The IEA’s February oil market report had suggested a slightly narrower surplus of around 500,000 bpd, Reuters calculations based on IEA data show.
The IEA revised down its 2025 oil demand growth forecast by 70,000 bpd to around 1 million bpd, with growth driven largely by Asia, specifically China’s petrochemical industry.
Oil ticked lower after the report’s publication. Brent oil futures traded at $70.85 at 12:26 p.m. Saudi time, compared with $71.01 at 12 p.m. Saudi time when the report was published.
The data highlights the task the OPEC+ producer group faces in balancing the oil market this year, as growing global trade tensions could impact demand against a backdrop of robust supply growth.
“The macroeconomic conditions that underpin our oil demand projections deteriorated over the past month as trade tensions escalated between the US and several other countries,” the IEA said, prompting it to revise down its demand growth estimates for the fourth quarter of 2024 and the first quarter of this year.
On the supply side, the IEA sees 2025 global supply growth doubling relative to the 2024 pace of growth, to around 1.5 million bpd, assuming OPEC+ maintains cut levels after its planned April unwinding.

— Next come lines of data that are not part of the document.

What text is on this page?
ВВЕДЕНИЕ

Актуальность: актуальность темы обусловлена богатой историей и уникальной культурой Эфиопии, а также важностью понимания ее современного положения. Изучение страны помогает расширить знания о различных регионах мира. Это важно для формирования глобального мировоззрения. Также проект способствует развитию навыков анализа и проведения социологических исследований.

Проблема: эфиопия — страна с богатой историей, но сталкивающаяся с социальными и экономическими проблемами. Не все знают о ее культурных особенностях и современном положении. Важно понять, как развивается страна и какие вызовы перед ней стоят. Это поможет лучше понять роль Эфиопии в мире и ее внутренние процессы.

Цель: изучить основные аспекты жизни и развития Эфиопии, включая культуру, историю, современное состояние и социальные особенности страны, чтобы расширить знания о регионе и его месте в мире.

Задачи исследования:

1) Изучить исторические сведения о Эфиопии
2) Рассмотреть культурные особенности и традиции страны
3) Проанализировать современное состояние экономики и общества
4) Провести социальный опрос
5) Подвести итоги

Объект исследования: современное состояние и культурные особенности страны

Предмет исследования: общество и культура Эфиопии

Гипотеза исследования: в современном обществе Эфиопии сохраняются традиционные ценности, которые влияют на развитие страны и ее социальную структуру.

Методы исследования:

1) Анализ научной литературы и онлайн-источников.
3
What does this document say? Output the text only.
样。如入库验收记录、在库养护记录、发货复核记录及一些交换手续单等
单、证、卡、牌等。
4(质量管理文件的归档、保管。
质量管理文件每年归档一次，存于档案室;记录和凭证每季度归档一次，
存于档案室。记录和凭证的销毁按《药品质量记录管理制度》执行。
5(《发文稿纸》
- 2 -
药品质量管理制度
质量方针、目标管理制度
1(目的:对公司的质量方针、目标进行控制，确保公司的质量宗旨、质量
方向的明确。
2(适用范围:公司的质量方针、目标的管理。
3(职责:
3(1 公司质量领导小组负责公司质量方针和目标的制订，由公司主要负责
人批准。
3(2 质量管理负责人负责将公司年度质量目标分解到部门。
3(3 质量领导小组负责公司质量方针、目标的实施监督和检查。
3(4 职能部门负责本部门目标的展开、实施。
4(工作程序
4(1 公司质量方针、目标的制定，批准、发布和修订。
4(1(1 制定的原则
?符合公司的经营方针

It added that OPEC may actually only add around 40,000 bpd of oil to the market following its April cut unwinding from Saudi Arabia and Algeria, because continued overproduction from other member states leaves no room to open taps further.
“While the actual supply boost from the gradual unwinding of OPEC+ production cuts in April may end up being less than the nominal 138,000 bpd increase, global oil supply is already on the rise,” said the agency.